A une époque, Denis Lavant nous aurait sans doute accompagné jusqu’au petit matin. Il buvait parfois avant de monter sur scène. Et après. «Il commandait souvent au bar une tournée générale. Au moment de payer, saoul à n’en plus parler, il avait perdu son portefeuille», racontait la metteure en scène Viviane Théophilidès dans Libé, en 1996. Il se marre quand on lui relate l’épisode : «Elle m’avait balancé !» Aujourd’hui, l’histrion dit qu’il ne boit plus mais : «Je ne regrette pas d’être passé par là, par ce débordement qui n’est plus tellement toléré dans le milieu artistique. C’est important pourtant d’être déraisonnable. Maintenant, il y a une sorte de rapport commercial au "produit". Il faut être clean, être un bon fonctionnaire.»

Cela n’a pas l’air de le déprimer. Simplement, il constate. Lui, libre, continue de n’en faire qu’à sa tête. Son style d’abord. Il arrive à l’interview en costume trois pièces avec une redingote, un pantalon trop large à la Yohji Yamamoto, un foulard imprimé floral en soie de dandy et de grosses chaussures rondes en bout de course. A la fois poète, ouvrier et bourgeois. Son fedora déglingué cache un bonnet de docker, parce qu’il est «un peu frileux». Dans sa poche, un tome des Thibault, la saga de Roger Martin du Gard. La littérature est tout le temps avec Denis Lavant, passeport le plus efficace pour s’échapper de la cage de la vie. «J’aime bien apprendre des poésies pour moi, Mallarmé ou Boby Lapointe, pour pouvoir me les dire en marchant.» Il nous conseille de lire Jérôme de Jean-Pierre Martinet, «un chef-d’œuvre», et récite Hamlet de Shakespeare. Une bourrasque fait chavirer bruyamment l’ardoise du restaurant et ébouriffe les chevelures des clientes. L’occasion de citer Paul Valéry : «Le vent se lève ! Il faut tenter de vivre !» Il rit, aspirant en arrière, avec sa voix rauque, souvent cassée mais qui revient toujours, comme un vieux clébard boiteux. Dans le film The Mountain, toujours dans l’émotionnel plus que dans la technique académique, il parle en franglais. On ne comprend pas tout, mais on sent qu’il vit l’instant.

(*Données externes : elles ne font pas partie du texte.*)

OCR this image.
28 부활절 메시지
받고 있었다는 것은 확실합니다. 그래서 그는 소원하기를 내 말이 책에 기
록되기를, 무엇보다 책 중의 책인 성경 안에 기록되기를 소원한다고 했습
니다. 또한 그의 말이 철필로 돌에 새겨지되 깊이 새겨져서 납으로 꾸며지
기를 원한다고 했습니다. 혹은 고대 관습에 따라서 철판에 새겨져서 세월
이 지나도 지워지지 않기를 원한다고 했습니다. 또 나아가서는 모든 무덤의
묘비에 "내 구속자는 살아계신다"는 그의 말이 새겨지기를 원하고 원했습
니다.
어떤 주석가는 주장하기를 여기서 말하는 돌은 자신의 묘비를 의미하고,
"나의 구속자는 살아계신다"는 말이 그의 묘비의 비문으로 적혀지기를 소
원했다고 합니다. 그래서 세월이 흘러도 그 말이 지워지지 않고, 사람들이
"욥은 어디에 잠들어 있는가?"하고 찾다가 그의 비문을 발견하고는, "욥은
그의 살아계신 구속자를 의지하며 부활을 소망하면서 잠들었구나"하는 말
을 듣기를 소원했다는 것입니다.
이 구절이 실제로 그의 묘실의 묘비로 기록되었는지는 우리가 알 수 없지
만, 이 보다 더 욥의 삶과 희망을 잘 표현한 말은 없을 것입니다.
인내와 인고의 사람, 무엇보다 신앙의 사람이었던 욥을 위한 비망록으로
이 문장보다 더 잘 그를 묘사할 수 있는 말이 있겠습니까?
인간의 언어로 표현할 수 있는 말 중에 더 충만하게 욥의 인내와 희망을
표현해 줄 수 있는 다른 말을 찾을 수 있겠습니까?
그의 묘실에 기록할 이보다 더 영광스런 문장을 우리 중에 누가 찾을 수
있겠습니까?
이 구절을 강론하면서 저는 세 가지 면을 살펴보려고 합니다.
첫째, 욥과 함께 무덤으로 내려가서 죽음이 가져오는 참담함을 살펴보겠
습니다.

Pour le photographe, sur une planche de bois, le corps sec et musclé, il joue à l’équilibriste, faisant semblant de tomber dans de grands cris qui se transforment en sourires. Son corps, on voudrait le pétrir de nos mains pour voir jusqu’où on peut le tordre sans le casser. Avant d’être doté de la parole, ce fils d’un pédiatre et d’une psychologue, bourgeois de Sceaux, fut une bête de scène, passé par les arts du cirque, jongleur et mime. «Dans ma jeunesse l’énergie physique l’emportait sur l’énergie verbale, dit-il. Je n’ai plus la souplesse pour faire des sauts périlleux, mais je suis encore, au quotidien, dans un rapport d’équilibre à l’espace. Je peux pas m’empêcher de m’exprimer dans la marge, de rigoler dans le déplacement.»

«Il a un mystère, un secret, quelque chose qui est en lui, qui fait qu’il est différent, d’une manière très spectaculaire, dit le dramaturge et ami Gabor Rassov. Sur scène, il s’épanouit, il est complètement à sa place. Il est beau.» Denis Lavant a joué tous les rôles. Ce n’était pas gagné d’avance avec son visage «buriné, creusé, cicatrisé, patiné, mal rasé», comme il le décrit lui-même. Des jeunes premiers à la Roméo, des rois fous à la Néron ou Richard III, des serviteurs moqueurs à la Scapin. Jusqu’à un mort-vivant. «Je me suis fait à mon visage. C’est mon instrument de travail. Je l’accepte. Ça m’a beaucoup plu de faire un zombie dans un ascenseur… Heureusement que j’ai rencontré dans ma carrière des gens qui avaient de l’imagination.» En tête, Leos Carax. Pour son premier film, Boy Meets Girl (1984), le réalisateur craque pour sa gueule de BD alors que le trublion est encore élève au Conservatoire. Début d’un long compagnonnage dont le dantesque les Amants du Pont-Neuf (1991), où Denis Lavant finira presqu’autant clochard qu’Alex, son personnage, et l’immense Holy Motors (2012). Sans qu’ils en deviennent amis pour autant. «On est dans un rapport particulier de "filmeur" et de "filmé". Leos est comme un grand frère qui m’aurait emmené dans des endroits où je n’avais pas prévu d’aller. Chaque film ensemble a été une expérience fondamentale.»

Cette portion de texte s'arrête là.